Whiskey on its own is perfection. But it doesn’t have to be a loner. It cozies up to food in a surprisingly compatible manner.
Think Like a Wine Enthusiast
When you’re deciding what to pair and how, follow the lead set by wine.
For lean and delicate items such as chicken and seafood, a sommelier would recommend a light white wine. The whiskey equivalent would be a light, lower-proof that doesn’t overpower the food.
For big, bold dishes such as steak that traditionally call for red wine, choose a whiskey that’s full-bodied and higher-proof.
Consider the Proof
Higher-proof whiskeys have a bigger presence and more dominant flavor.
A 100-proof bourbon such as David Nicholson Reserve calls for an in-your-face entrée with an assertive presence; something like blackened rib-eye with chimichurri, the vivid-green, brightly flavored sauce with parsley, garlic, and oregano.

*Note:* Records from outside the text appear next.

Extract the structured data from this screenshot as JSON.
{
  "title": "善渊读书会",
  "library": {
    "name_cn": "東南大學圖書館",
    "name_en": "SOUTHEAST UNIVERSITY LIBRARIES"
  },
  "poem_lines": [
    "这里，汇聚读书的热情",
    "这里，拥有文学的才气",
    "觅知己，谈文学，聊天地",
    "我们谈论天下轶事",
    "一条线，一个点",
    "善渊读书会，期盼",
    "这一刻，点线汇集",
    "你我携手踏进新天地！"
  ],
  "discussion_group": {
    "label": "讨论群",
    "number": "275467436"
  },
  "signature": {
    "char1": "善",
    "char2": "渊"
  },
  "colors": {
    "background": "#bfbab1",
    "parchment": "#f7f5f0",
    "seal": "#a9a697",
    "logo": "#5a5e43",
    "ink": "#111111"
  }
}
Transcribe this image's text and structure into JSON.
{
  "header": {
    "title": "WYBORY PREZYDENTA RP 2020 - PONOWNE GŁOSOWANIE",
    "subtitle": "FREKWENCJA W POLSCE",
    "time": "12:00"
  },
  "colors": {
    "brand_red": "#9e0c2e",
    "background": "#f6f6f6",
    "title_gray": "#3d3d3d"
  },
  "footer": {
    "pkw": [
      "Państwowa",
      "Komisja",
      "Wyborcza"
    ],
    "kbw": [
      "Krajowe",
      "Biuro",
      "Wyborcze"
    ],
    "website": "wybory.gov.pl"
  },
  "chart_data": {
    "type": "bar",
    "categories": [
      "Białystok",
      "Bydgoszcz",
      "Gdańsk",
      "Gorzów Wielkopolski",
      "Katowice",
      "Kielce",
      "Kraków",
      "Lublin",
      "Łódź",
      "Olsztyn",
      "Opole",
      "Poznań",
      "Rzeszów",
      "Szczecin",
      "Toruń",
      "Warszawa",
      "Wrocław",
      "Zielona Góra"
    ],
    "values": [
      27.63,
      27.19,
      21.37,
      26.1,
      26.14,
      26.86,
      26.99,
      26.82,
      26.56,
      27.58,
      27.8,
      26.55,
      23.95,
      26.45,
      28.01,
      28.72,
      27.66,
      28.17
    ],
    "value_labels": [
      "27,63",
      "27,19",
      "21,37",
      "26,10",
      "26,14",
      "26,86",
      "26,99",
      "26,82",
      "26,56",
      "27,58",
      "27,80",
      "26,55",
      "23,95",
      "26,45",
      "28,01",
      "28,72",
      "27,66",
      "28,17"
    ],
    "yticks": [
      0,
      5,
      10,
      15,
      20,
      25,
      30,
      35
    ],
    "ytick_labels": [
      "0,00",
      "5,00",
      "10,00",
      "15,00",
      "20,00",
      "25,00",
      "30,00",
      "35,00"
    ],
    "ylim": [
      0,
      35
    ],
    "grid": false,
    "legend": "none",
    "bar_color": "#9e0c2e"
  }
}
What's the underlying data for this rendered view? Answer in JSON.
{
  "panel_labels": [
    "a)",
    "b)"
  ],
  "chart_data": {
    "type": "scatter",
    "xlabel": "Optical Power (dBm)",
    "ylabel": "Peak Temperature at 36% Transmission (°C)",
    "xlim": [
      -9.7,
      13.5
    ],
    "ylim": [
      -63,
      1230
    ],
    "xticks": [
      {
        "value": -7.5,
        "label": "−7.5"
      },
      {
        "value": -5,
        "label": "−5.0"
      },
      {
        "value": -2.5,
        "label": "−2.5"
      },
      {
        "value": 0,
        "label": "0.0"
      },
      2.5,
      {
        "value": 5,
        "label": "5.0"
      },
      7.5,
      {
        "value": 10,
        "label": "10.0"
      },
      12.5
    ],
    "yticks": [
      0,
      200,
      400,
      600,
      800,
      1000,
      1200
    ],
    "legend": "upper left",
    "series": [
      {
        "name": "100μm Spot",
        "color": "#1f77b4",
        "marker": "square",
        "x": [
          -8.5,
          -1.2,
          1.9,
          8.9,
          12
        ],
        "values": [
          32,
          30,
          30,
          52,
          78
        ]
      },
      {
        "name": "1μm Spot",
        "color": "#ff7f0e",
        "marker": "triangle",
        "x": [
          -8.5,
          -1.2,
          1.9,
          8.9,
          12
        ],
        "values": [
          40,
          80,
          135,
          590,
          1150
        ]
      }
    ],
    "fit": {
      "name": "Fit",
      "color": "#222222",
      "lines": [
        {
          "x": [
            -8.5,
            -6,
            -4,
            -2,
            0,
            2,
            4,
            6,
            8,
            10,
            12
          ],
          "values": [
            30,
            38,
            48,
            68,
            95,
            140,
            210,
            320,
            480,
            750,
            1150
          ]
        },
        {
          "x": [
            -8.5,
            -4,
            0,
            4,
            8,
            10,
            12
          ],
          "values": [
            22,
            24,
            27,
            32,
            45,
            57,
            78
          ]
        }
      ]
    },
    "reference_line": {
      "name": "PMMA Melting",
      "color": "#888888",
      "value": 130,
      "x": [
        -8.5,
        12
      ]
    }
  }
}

On the lower-proof side, an 80-proof whiskey such as Rebel Yell Kentucky Straight Bourbon has a smooth personality that’s tailor-made for a mellower dish like pasta with mushroom cream sauce.
Then Consider the Flavors
The best whiskey-and-food moments happen when you matchmake similar flavors. Whiskey has many notes, from smoke to caramel to honey to vanilla. A smart pairing can draw those flavors out.
For a dish like barbecue pork, boasting lots of caramelized flavors, choose a bourbon with a strong caramel presence on the palate, such as David Nicholson 1843.
Zesty fare such as a charcuterie plate with cheeses and spicy salami pairs smashingly with a ryed bourbon high on spice such as Old Ezra.
Don’t Skip Dessert
With its many layers of honey, caramel, vanilla, raisins, and stone fruit, whiskey represents the perfect mate for your sweet ending. Be it cheesecake, devil’s food cake, or a cinnamon-scented apple crisp, there’s a whiskey that fits.
For fruit desserts like apple crisp, nothing feels more right than the harmonious autumn-spice flavors of Rebel Yell Ginger Whiskey. Pair rich, creamy desserts such as cheesecake with Rebel Yell Root Beer Whiskey to evoke the pleasures of a root beer float.
Chocolate and bourbon were destined to be together. Which is more complex: a bite of deep, dark chocolate cake, or a taste of Blood Oath Pact No. 4, itself redolent of caramel, vanilla, and chocolate?